Robust Human Activity Recognition using Generative Adversarial Imputation Networks

Dina Hussein1,a, Aaryan Jain2 and Ganapati Bhat1,b
1School of Electrical Engineering and Computer Science, Washington State University, Pullman, WA, 99164
adina.hussein@wsu.edu
bganapati.bhat@wsu.edu
2Tesla STEM High School, Redmond, WA, 98052
jain_aaryan@outlook.com

ABSTRACT


Human activity recognition (HAR) is widely used in applications ranging from activity tracking to rehabilitation of patients.

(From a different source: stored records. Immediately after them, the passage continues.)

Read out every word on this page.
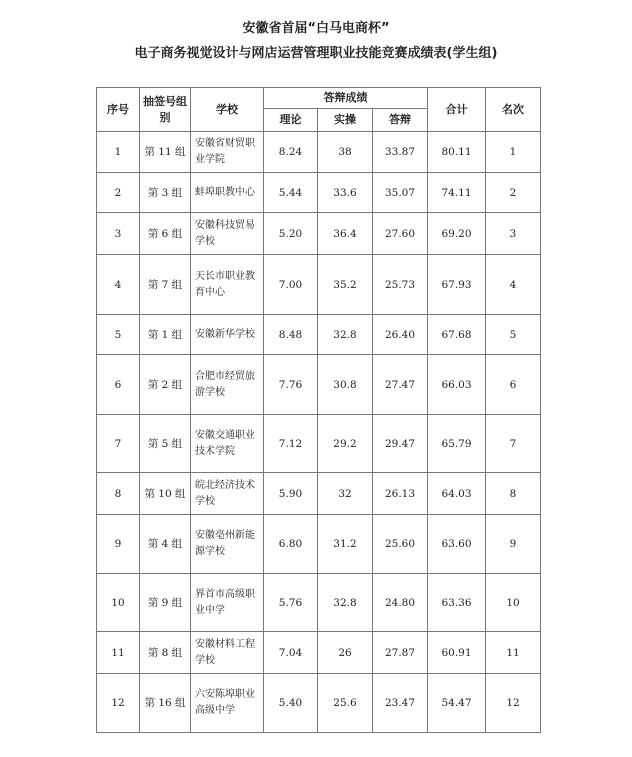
安徽省首届“白马电商杯”
电子商务视觉设计与网店运营管理职业技能竞赛成绩表(学生组)
序号	抽签号组别	学校	答辩成绩			合计	名次
			理论	实操	答辩		
1	第 11 组	安徽省财贸职业学院	8.24	38	33.87	80.11	1
2	第 3 组	蚌埠职教中心	5.44	33.6	35.07	74.11	2
3	第 6 组	安徽科技贸易学校	5.20	36.4	27.60	69.20	3
4	第 7 组	天长市职业教育中心	7.00	35.2	25.73	67.93	4
5	第 1 组	安徽新华学校	8.48	32.8	26.40	67.68	5
6	第 2 组	合肥市经贸旅游学校	7.76	30.8	27.47	66.03	6
7	第 5 组	安徽交通职业技术学院	7.12	29.2	29.47	65.79	7
8	第 10 组	皖北经济技术学校	5.90	32	26.13	64.03	8
9	第 4 组	安徽亳州新能源学校	6.80	31.2	25.60	63.60	9
10	第 9 组	界首市高级职业中学	5.76	32.8	24.80	63.36	10
11	第 8 组	安徽材料工程学校	7.04	26	27.87	60.91	11
12	第 16 组	六安陈埠职业高级中学	5.40	25.6	23.47	54.47	12
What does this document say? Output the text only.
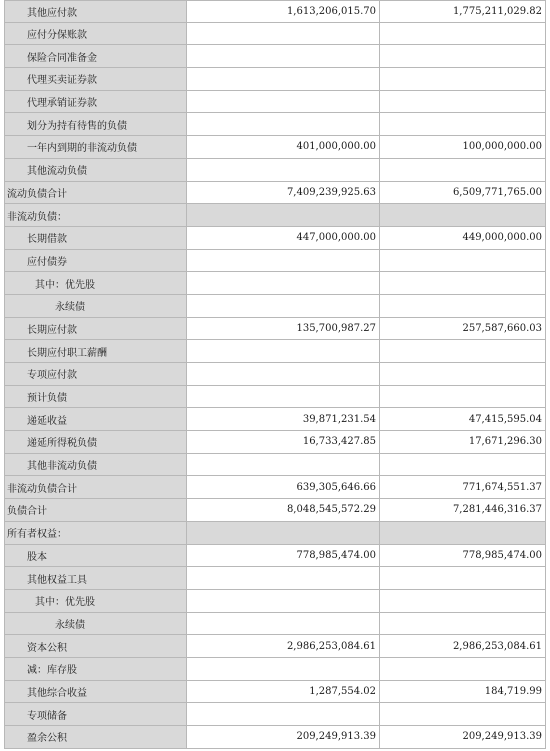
其他应付款	1,613,206,015.70	1,775,211,029.82
应付分保账款
保险合同准备金
代理买卖证券款
代理承销证券款
划分为持有待售的负债
一年内到期的非流动负债	401,000,000.00	100,000,000.00
其他流动负债
流动负债合计	7,409,239,925.63	6,509,771,765.00
非流动负债：
长期借款	447,000,000.00	449,000,000.00
应付债券
其中：优先股
永续债
长期应付款	135,700,987.27	257,587,660.03
长期应付职工薪酬
专项应付款
预计负债
递延收益	39,871,231.54	47,415,595.04
递延所得税负债	16,733,427.85	17,671,296.30
其他非流动负债
非流动负债合计	639,305,646.66	771,674,551.37
负债合计	8,048,545,572.29	7,281,446,316.37
所有者权益：
股本	778,985,474.00	778,985,474.00
其他权益工具
其中：优先股
永续债
资本公积	2,986,253,084.61	2,986,253,084.61
减：库存股
其他综合收益	1,287,554.02	184,719.99
专项储备
盈余公积	209,249,913.39	209,249,913.39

HAR classifiers are typically trained with data collected from a known set of users while assuming that all the sensors needed for activity recognition are working perfectly and there are no missing samples. However, real-world usage of the HAR classifier may encounter missing data samples due to user error, device error, or battery limitations. The missing samples, in turn, lead to a significant reduction in accuracy. To address this limitation, we propose an adaptive method that either uses low-power mean imputation or generative adversarial imputation networks (GAIN) to recover the missing data samples before classifying the activities. Experiments on a public HAR dataset with 22 users show that the proposed robust HAR classifier achieves 94% classification accuracy with as much as 20% missing samples from the sensors with 390 µJ energy consumption per imputation.